The benchmark palm oil contract for October delivery on the Bursa Malaysia Derivatives Exchange was 0.8 percent higher at 2,212 ringgit ($544.29) a tonne at the end of the trading day. It earlier rose as much as 1.1 percent to 2,219 ringgit, its strongest levels since July 19.
Trading volume stood at 39,245 lots of 25 tonnes each at the close of trade. "The market is most likely short covering after a failure to go lower, and is also up on India's weather play which will likely reduce their crop and they will need to import more," said a Kuala Lumpur-based trader. A private weather forecaster said on Wednesday that India is likely to receive below-normal monsoon rains in 2018, raising concerns over farm output and economic growth in Asia's third-biggest economy, where half the farmland lacks irrigation.

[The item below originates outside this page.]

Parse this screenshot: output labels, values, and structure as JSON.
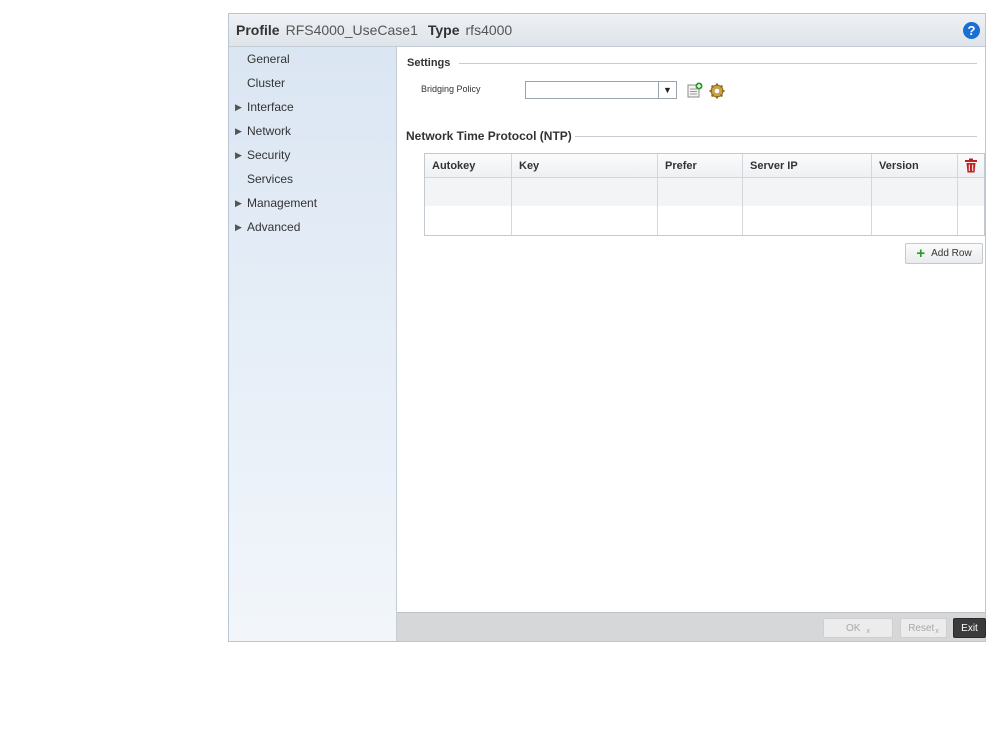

India's 260 million farmers depend on monsoon rains to grow crops such as rice, sugar cane, corn, cotton and soyabeans.
In other related oils, the Chicago December soyabean oil contract declined 0.3 percent, while the September soyabean oil contract on China's Dalian Commodity Exchange edged up 0.04 percent.
The Dalian September palm oil contract was also up 0.04 percent. Palm oil prices are influenced by the performance of other edible oils as they compete for a share in the global vegetable oils market.